Single Irish parents and the many organisations that support them are balking at the enormity of the hardships they now face, and, while they scramble to create solutions for those most in need, they are also finding themselves asking why certain groups have seemingly been singled out and penalized for ending up in a circumstance that would not have been their choice. Relationships come and go. Love affairs ignite and often burn out, and it’s very rarely pretty or painless. In many cases, especially when a child is the result of such a relationship, the parents will choose to separate for the good of the child, sparing a young heart and mind the anguish of arguments, bitterness…or worse. The structures in place in Irish society that help to support those who would make such tough and selfless decisions have long been something to admire, and now they are at risk of collapsing to a point where parenting on one’s own in this country would be a nearly impossible choice.

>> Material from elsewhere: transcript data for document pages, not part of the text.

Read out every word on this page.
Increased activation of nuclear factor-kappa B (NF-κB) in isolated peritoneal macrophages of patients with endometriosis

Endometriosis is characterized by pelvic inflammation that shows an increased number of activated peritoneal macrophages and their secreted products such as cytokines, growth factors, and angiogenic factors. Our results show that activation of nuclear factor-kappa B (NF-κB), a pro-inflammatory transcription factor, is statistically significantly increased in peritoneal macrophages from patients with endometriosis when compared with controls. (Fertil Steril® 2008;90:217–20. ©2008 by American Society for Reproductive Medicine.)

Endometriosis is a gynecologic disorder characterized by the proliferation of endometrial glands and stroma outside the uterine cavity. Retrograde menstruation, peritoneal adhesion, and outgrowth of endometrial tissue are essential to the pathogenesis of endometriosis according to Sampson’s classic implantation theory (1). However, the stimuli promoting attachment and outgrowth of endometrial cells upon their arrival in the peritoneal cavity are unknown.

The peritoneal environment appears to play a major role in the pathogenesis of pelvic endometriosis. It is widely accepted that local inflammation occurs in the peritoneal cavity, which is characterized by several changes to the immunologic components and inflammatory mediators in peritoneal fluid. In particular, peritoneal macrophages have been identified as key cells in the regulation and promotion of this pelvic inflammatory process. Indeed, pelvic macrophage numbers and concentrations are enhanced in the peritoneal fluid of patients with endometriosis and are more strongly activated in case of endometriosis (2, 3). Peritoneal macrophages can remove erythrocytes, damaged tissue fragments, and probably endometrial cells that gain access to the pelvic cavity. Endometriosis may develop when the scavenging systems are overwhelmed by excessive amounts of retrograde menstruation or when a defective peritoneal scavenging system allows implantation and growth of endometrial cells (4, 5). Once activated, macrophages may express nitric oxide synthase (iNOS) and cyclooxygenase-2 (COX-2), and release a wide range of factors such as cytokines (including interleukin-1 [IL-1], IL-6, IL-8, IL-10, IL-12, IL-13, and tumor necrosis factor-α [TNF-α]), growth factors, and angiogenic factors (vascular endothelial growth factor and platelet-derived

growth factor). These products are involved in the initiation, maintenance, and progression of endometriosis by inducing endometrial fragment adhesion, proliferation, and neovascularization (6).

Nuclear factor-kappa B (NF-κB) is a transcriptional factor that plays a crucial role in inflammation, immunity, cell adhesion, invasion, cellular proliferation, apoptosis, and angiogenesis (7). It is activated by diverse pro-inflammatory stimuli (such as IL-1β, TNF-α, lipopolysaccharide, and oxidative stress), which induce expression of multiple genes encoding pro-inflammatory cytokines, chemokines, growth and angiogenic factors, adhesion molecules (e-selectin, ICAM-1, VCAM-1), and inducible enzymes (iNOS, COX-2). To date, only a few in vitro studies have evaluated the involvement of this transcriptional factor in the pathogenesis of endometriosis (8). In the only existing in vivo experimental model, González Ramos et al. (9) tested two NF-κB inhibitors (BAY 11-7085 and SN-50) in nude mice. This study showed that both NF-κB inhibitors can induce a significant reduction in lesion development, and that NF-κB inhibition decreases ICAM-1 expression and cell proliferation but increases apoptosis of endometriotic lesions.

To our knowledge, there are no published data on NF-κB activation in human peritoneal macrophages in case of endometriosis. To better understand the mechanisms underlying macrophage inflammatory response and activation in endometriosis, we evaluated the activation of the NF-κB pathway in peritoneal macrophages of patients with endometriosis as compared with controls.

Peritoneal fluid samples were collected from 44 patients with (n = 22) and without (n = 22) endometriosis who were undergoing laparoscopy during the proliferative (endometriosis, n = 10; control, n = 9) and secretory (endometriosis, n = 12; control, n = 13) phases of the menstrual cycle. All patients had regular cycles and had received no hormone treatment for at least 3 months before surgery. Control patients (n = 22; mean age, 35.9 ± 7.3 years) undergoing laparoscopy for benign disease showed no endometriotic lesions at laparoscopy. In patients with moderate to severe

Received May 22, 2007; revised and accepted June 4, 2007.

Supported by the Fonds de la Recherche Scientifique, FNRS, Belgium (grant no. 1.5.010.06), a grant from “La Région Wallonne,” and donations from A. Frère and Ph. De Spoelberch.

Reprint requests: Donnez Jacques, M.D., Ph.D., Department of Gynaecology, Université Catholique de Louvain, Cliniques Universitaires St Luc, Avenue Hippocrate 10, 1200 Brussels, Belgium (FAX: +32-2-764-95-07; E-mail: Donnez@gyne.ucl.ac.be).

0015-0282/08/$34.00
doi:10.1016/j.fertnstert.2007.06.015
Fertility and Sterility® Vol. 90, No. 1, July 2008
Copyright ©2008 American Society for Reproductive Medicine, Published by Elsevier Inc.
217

Sherie De Burgh, Director of counselling at onefamily.ie, points to the government’s inflexibility at the root of the crisis. While the Irish government’s stance on the issue seems to be that cuts to benefits will eventually restabilise the economy, Mrs. DeBurgh believes they are taking a “very short-sighted view to solving the problem”. Without a restructuring of services and supports in place for the struggling, she feels, and more flexibility for those who would avail of them, single parents who “actually want to work and be independent and set a good example for their children will always be on the poverty line”.

OneFamily.ie and other groups such as SPARK (Single Parents Acting for the Rights of our Kids), aren’t taking the measures lying down, however. Michelle Frawley, an administrator for the group, has already seen positive progress as a result of SPARK’s dedicated campaigning. Their highlighting the discriminatory nature of the exclusion of single parents from participation in programs offered by Jobsearch.ie has led to a reversal of Jobsearch’s qualification policy. A statement issued recently by Joan Burton has suggested that until satisfactory childcare options are implemented, the reduction in age of payment to 7 will be put on hold, to remain at the current cut-off of 14. This has been as a direct result of SPARK’s mission to “empower and support, advocate and campaign…for the rights of single parent families”. Says Michelle Frawley, “We’ve come a long way in a short period of time.”

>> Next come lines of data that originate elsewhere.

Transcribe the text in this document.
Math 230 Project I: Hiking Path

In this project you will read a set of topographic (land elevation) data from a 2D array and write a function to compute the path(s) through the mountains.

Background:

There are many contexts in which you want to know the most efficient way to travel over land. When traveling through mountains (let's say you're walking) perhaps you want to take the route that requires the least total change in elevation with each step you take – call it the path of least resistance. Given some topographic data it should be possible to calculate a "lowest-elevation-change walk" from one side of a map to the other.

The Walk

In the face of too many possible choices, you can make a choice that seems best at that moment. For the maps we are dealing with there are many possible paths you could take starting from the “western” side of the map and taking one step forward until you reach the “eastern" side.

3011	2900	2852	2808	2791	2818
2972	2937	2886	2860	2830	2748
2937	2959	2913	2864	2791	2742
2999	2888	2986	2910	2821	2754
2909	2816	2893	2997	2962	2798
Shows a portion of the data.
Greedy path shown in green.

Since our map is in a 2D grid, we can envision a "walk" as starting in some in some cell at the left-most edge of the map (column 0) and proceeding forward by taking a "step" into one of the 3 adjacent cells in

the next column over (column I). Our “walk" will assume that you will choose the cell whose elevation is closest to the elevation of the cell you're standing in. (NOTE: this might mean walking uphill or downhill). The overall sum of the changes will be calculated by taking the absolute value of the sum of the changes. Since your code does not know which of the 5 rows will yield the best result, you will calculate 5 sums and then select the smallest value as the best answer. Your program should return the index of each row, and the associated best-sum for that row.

OneFamily.ie are now offering a promising one-year back to work/education program which helps single parents focus on confidence-building, interview skills, CV update and other modern workplace practicalities; and also provides counselling services, an on-site crèche for toddlers, and even college course shadowing to help a parent decide which career will be right for them . New Futures aims to be a complete package, even tailoring their course (from 10 am to 1 pm) around primary school hours, but the challenges and limitations of what an organization can do without support from the government remain. For now, most are trying to stay positive.

“I have a huge garden out in the country,” says Roisin. “I’m learning to grow my own vegetables. I’m becoming something of an expert on how to stay healthy on a budget. I just want to raise a happy and well-rounded little boy…and eventually gain employment. Having a child doesn’t stop you from pursuing your dreams, it just takes a little longer (to do it alone). It’s great having a little buddy come along for the ride.”